Religiöse Gruppen aller Couleur fordern mehr Einfluss von Eltern in der Schulerziehung. Besonders scharfe Kritik gibt es am Children and Social Work Act, einem neuen Gesetz, das sogenannte relationships education für alle Grundschulen ab September 2020 verpflichtend macht.

Die Kritik ist nicht auf öffentliche Schulen in migrantisch geprägten Vierteln britischer Innenstädte beschränkt. Auch viele religiöse Privatschulen in besseren Wohnlagen sind skeptisch. Politisch haben solche Tendenzen insbesondere bei den britischen Konservativen Tradition. Noch unter Margaret Thatcher hatte die britische Regierung in den achtziger Jahren in der Sektion 28 des Kommunalgesetzes Kommunalverwaltungen und Schulen verboten, »Homosexualität als eine Art Familienbeziehung darzustellen«. Das Gesetz wurde in den frühen nuller Jahren außer Kraft gesetzt. Unter Labour wurden Lehrprogramme landesweit modernisiert, eine Tendenz, die zunächst auch nach dem Regierungswechsel von 2010 anhielt, als der Konservative David Cameron Premierminister wurde.

Die Autonomie der Schulen ist in den vergangenen zehn Jahren allerdings größer geworden. Die vom ehemaligen konservativen Erziehungsminister ­Michael Gove betriebene Einführung sogenannter Akademien hat Schulleitungen und Eltern mehr Einfluss gegeben. Dadurch ist unter anderem die Zahl religiöser Schulen gewachsen.

Kritiker sehen im Akademie-Programm einen Rückzug des Staats aus der politischen Verantwortung für ­Erziehungsinhalte. So erklärt sich auch, dass die beiden Schulen in Birmingham unterschiedlich auf die Proteste antworteten. Dies ermöglicht es religiösen Gruppen, einzelne Schulen unter immensen Druck zu setzen. Andererseits ist auch Moffats No-Outsiders-Programm ein Ergebnis der größeren Autonomie von Schulen.

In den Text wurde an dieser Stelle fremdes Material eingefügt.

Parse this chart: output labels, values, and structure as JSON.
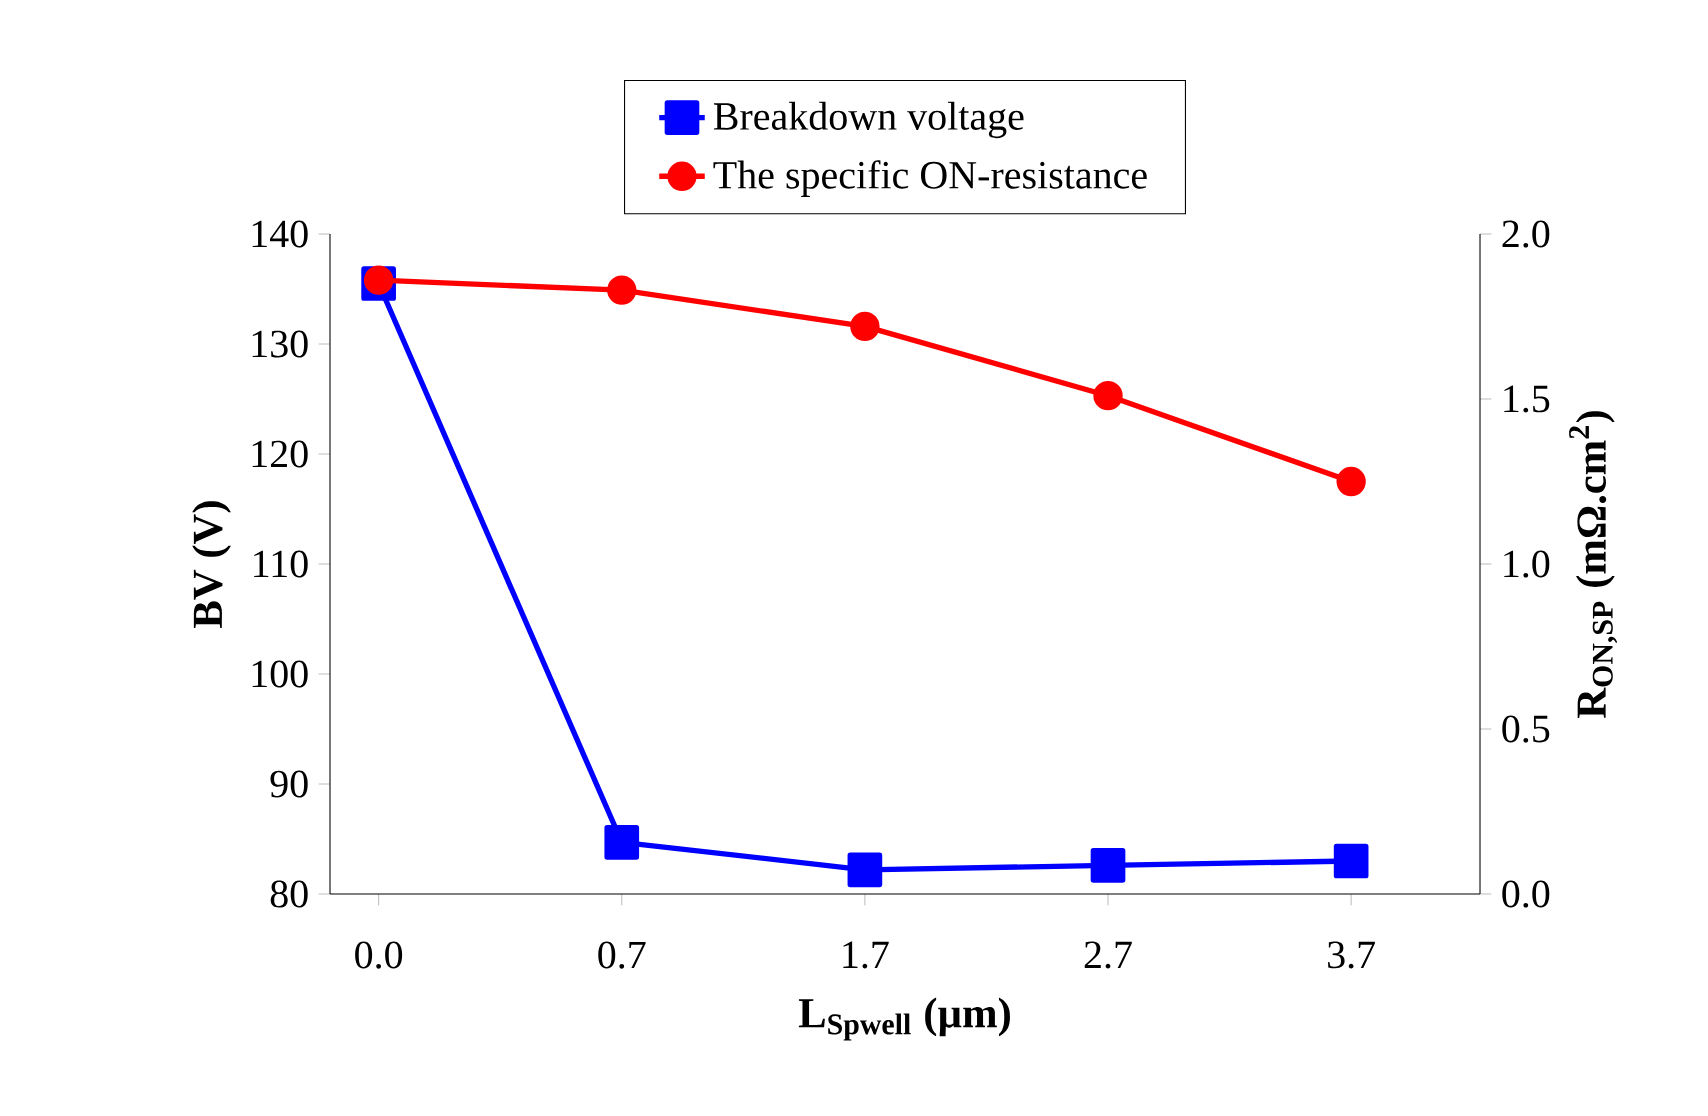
{
  "chart_data": {
    "type": "line",
    "categories": [
      "0.0",
      "0.7",
      "1.7",
      "2.7",
      "3.7"
    ],
    "xlabel": "L$_{Spwell}$ (µm)",
    "ylabel": "BV (V)",
    "y2label": "R$_{ON,SP}$ (mΩ.cm$^{2}$)",
    "series": [
      {
        "name": "Breakdown voltage",
        "color": "#0000ff",
        "marker": "square",
        "values": [
          135.5,
          84.7,
          82.2,
          82.6,
          83.0
        ]
      },
      {
        "name": "The specific ON-resistance",
        "color": "#ff0000",
        "marker": "circle",
        "axis": "y2",
        "values": [
          1.86,
          1.83,
          1.72,
          1.51,
          1.25
        ]
      }
    ],
    "ylim": [
      80,
      140
    ],
    "yticks": [
      80,
      90,
      100,
      110,
      120,
      130,
      140
    ],
    "y2lim": [
      0,
      2.0
    ],
    "y2ticks": [
      {
        "value": 0,
        "label": "0.0"
      },
      {
        "value": 0.5,
        "label": "0.5"
      },
      {
        "value": 1.0,
        "label": "1.0"
      },
      {
        "value": 1.5,
        "label": "1.5"
      },
      {
        "value": 2.0,
        "label": "2.0"
      }
    ],
    "legend": "top",
    "grid": false,
    "line_style": "solid"
  }
}
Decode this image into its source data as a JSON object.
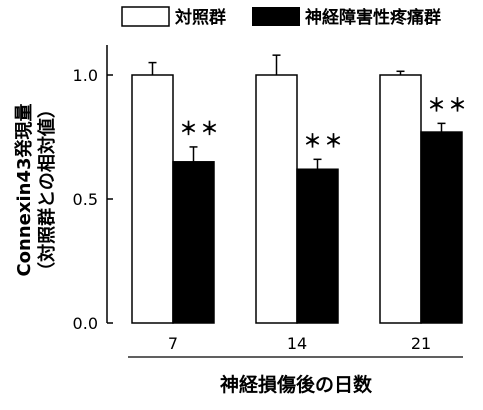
{
  "chart_data": {
    "type": "bar",
    "xlabel": "神経損傷後の日数",
    "ylabel": "Connexin43発現量",
    "ylabel_sub": "（対照群との相対値）",
    "categories": [
      "7",
      "14",
      "21"
    ],
    "ylim": [
      0,
      1.0
    ],
    "yticks": [
      "0.0",
      "0.5",
      "1.0"
    ],
    "legend_position": "top",
    "series": [
      {
        "name": "対照群",
        "values": [
          1.0,
          1.0,
          1.0
        ],
        "errors": [
          0.05,
          0.08,
          0.015
        ],
        "color": "#ffffff"
      },
      {
        "name": "神経障害性疼痛群",
        "values": [
          0.65,
          0.62,
          0.77
        ],
        "errors": [
          0.06,
          0.04,
          0.035
        ],
        "color": "#000000",
        "annotations": [
          "＊＊",
          "＊＊",
          "＊＊"
        ]
      }
    ]
  }
}
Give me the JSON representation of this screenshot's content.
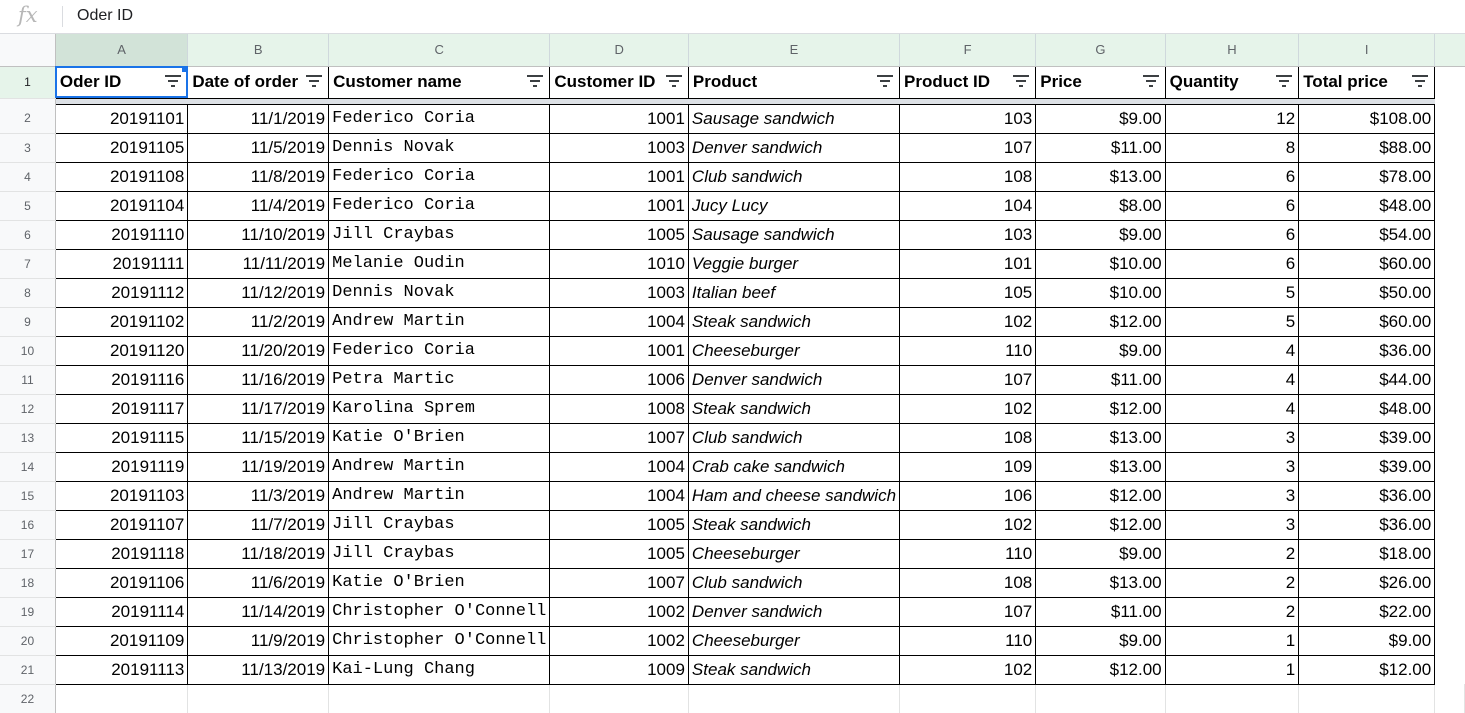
{
  "formula_bar": {
    "icon": "fx",
    "value": "Oder ID"
  },
  "columns": [
    "A",
    "B",
    "C",
    "D",
    "E",
    "F",
    "G",
    "H",
    "I"
  ],
  "headers": [
    "Oder ID",
    "Date of order",
    "Customer name",
    "Customer ID",
    "Product",
    "Product ID",
    "Price",
    "Quantity",
    "Total price"
  ],
  "header_row_number": "1",
  "rows": [
    {
      "n": "2",
      "id": "20191101",
      "date": "11/1/2019",
      "name": "Federico Coria",
      "cid": "1001",
      "product": "Sausage sandwich",
      "pid": "103",
      "price": "$9.00",
      "qty": "12",
      "total": "$108.00"
    },
    {
      "n": "3",
      "id": "20191105",
      "date": "11/5/2019",
      "name": "Dennis Novak",
      "cid": "1003",
      "product": "Denver sandwich",
      "pid": "107",
      "price": "$11.00",
      "qty": "8",
      "total": "$88.00"
    },
    {
      "n": "4",
      "id": "20191108",
      "date": "11/8/2019",
      "name": "Federico Coria",
      "cid": "1001",
      "product": "Club sandwich",
      "pid": "108",
      "price": "$13.00",
      "qty": "6",
      "total": "$78.00"
    },
    {
      "n": "5",
      "id": "20191104",
      "date": "11/4/2019",
      "name": "Federico Coria",
      "cid": "1001",
      "product": "Jucy Lucy",
      "pid": "104",
      "price": "$8.00",
      "qty": "6",
      "total": "$48.00"
    },
    {
      "n": "6",
      "id": "20191110",
      "date": "11/10/2019",
      "name": "Jill Craybas",
      "cid": "1005",
      "product": "Sausage sandwich",
      "pid": "103",
      "price": "$9.00",
      "qty": "6",
      "total": "$54.00"
    },
    {
      "n": "7",
      "id": "20191111",
      "date": "11/11/2019",
      "name": "Melanie Oudin",
      "cid": "1010",
      "product": "Veggie burger",
      "pid": "101",
      "price": "$10.00",
      "qty": "6",
      "total": "$60.00"
    },
    {
      "n": "8",
      "id": "20191112",
      "date": "11/12/2019",
      "name": "Dennis Novak",
      "cid": "1003",
      "product": "Italian beef",
      "pid": "105",
      "price": "$10.00",
      "qty": "5",
      "total": "$50.00"
    },
    {
      "n": "9",
      "id": "20191102",
      "date": "11/2/2019",
      "name": "Andrew Martin",
      "cid": "1004",
      "product": "Steak sandwich",
      "pid": "102",
      "price": "$12.00",
      "qty": "5",
      "total": "$60.00"
    },
    {
      "n": "10",
      "id": "20191120",
      "date": "11/20/2019",
      "name": "Federico Coria",
      "cid": "1001",
      "product": "Cheeseburger",
      "pid": "110",
      "price": "$9.00",
      "qty": "4",
      "total": "$36.00"
    },
    {
      "n": "11",
      "id": "20191116",
      "date": "11/16/2019",
      "name": "Petra Martic",
      "cid": "1006",
      "product": "Denver sandwich",
      "pid": "107",
      "price": "$11.00",
      "qty": "4",
      "total": "$44.00"
    },
    {
      "n": "12",
      "id": "20191117",
      "date": "11/17/2019",
      "name": "Karolina Sprem",
      "cid": "1008",
      "product": "Steak sandwich",
      "pid": "102",
      "price": "$12.00",
      "qty": "4",
      "total": "$48.00"
    },
    {
      "n": "13",
      "id": "20191115",
      "date": "11/15/2019",
      "name": "Katie O'Brien",
      "cid": "1007",
      "product": "Club sandwich",
      "pid": "108",
      "price": "$13.00",
      "qty": "3",
      "total": "$39.00"
    },
    {
      "n": "14",
      "id": "20191119",
      "date": "11/19/2019",
      "name": "Andrew Martin",
      "cid": "1004",
      "product": "Crab cake sandwich",
      "pid": "109",
      "price": "$13.00",
      "qty": "3",
      "total": "$39.00"
    },
    {
      "n": "15",
      "id": "20191103",
      "date": "11/3/2019",
      "name": "Andrew Martin",
      "cid": "1004",
      "product": "Ham and cheese sandwich",
      "pid": "106",
      "price": "$12.00",
      "qty": "3",
      "total": "$36.00"
    },
    {
      "n": "16",
      "id": "20191107",
      "date": "11/7/2019",
      "name": "Jill Craybas",
      "cid": "1005",
      "product": "Steak sandwich",
      "pid": "102",
      "price": "$12.00",
      "qty": "3",
      "total": "$36.00"
    },
    {
      "n": "17",
      "id": "20191118",
      "date": "11/18/2019",
      "name": "Jill Craybas",
      "cid": "1005",
      "product": "Cheeseburger",
      "pid": "110",
      "price": "$9.00",
      "qty": "2",
      "total": "$18.00"
    },
    {
      "n": "18",
      "id": "20191106",
      "date": "11/6/2019",
      "name": "Katie O'Brien",
      "cid": "1007",
      "product": "Club sandwich",
      "pid": "108",
      "price": "$13.00",
      "qty": "2",
      "total": "$26.00"
    },
    {
      "n": "19",
      "id": "20191114",
      "date": "11/14/2019",
      "name": "Christopher O'Connell",
      "cid": "1002",
      "product": "Denver sandwich",
      "pid": "107",
      "price": "$11.00",
      "qty": "2",
      "total": "$22.00"
    },
    {
      "n": "20",
      "id": "20191109",
      "date": "11/9/2019",
      "name": "Christopher O'Connell",
      "cid": "1002",
      "product": "Cheeseburger",
      "pid": "110",
      "price": "$9.00",
      "qty": "1",
      "total": "$9.00"
    },
    {
      "n": "21",
      "id": "20191113",
      "date": "11/13/2019",
      "name": "Kai-Lung Chang",
      "cid": "1009",
      "product": "Steak sandwich",
      "pid": "102",
      "price": "$12.00",
      "qty": "1",
      "total": "$12.00"
    }
  ],
  "empty_row_number": "22",
  "colors": {
    "id": "#4a86e8",
    "price": "#f6b26b",
    "total": "#6aa84f",
    "selection": "#1a73e8"
  }
}
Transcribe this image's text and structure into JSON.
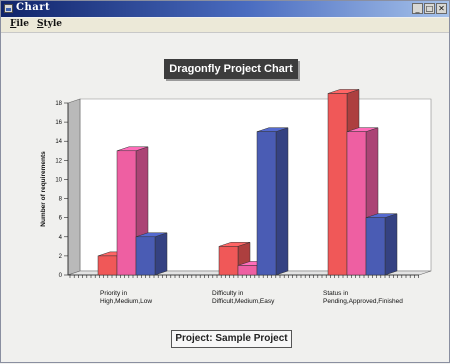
{
  "window": {
    "title": "Chart",
    "menu": [
      "File",
      "Style"
    ],
    "controls": [
      "_",
      "□",
      "✕"
    ]
  },
  "chart_data": {
    "type": "bar",
    "style": "3d-clustered",
    "title": "Dragonfly Project Chart",
    "footer": "Project: Sample Project",
    "ylabel": "Number of requirements",
    "xlabel": "",
    "ylim": [
      0,
      18
    ],
    "yticks": [
      0,
      2,
      4,
      6,
      8,
      10,
      12,
      14,
      16,
      18
    ],
    "grid": false,
    "legend": "none",
    "groups": [
      {
        "label_lines": [
          "Priority in",
          "High,Medium,Low"
        ],
        "bars": [
          {
            "category": "High",
            "value": 2,
            "color": "#f05858"
          },
          {
            "category": "Medium",
            "value": 13,
            "color": "#ee5fa2"
          },
          {
            "category": "Low",
            "value": 4,
            "color": "#4a5cb4"
          }
        ]
      },
      {
        "label_lines": [
          "Difficulty in",
          "Difficult,Medium,Easy"
        ],
        "bars": [
          {
            "category": "Difficult",
            "value": 3,
            "color": "#f05858"
          },
          {
            "category": "Medium",
            "value": 1,
            "color": "#ee5fa2"
          },
          {
            "category": "Easy",
            "value": 15,
            "color": "#4a5cb4"
          }
        ]
      },
      {
        "label_lines": [
          "Status in",
          "Pending,Approved,Finished"
        ],
        "bars": [
          {
            "category": "Pending",
            "value": 19,
            "color": "#f05858"
          },
          {
            "category": "Approved",
            "value": 15,
            "color": "#ee5fa2"
          },
          {
            "category": "Finished",
            "value": 6,
            "color": "#4a5cb4"
          }
        ]
      }
    ]
  }
}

Die Autonomie der Schulen wird indes gesetzlich weiter verstärkt, auch im Hinblick auf die neue relationships education. Ministeriale Erlasse zum Children and Social Work Act schreiben nun vor, dass Schulen die Religion ­ihrer Schüler berücksichtigen sollen, wenn sie ihre Lehre in Sexualerziehung planen. Glaubensschulen können »ihre Glaubensüberzeugungen« in den Unterricht einfließen lassen. Säkulare, nicht heteronormative sex education wird es für einige britische Kinder und Jugendliche in Zukunft möglicherweise nur noch im Fernsehen geben.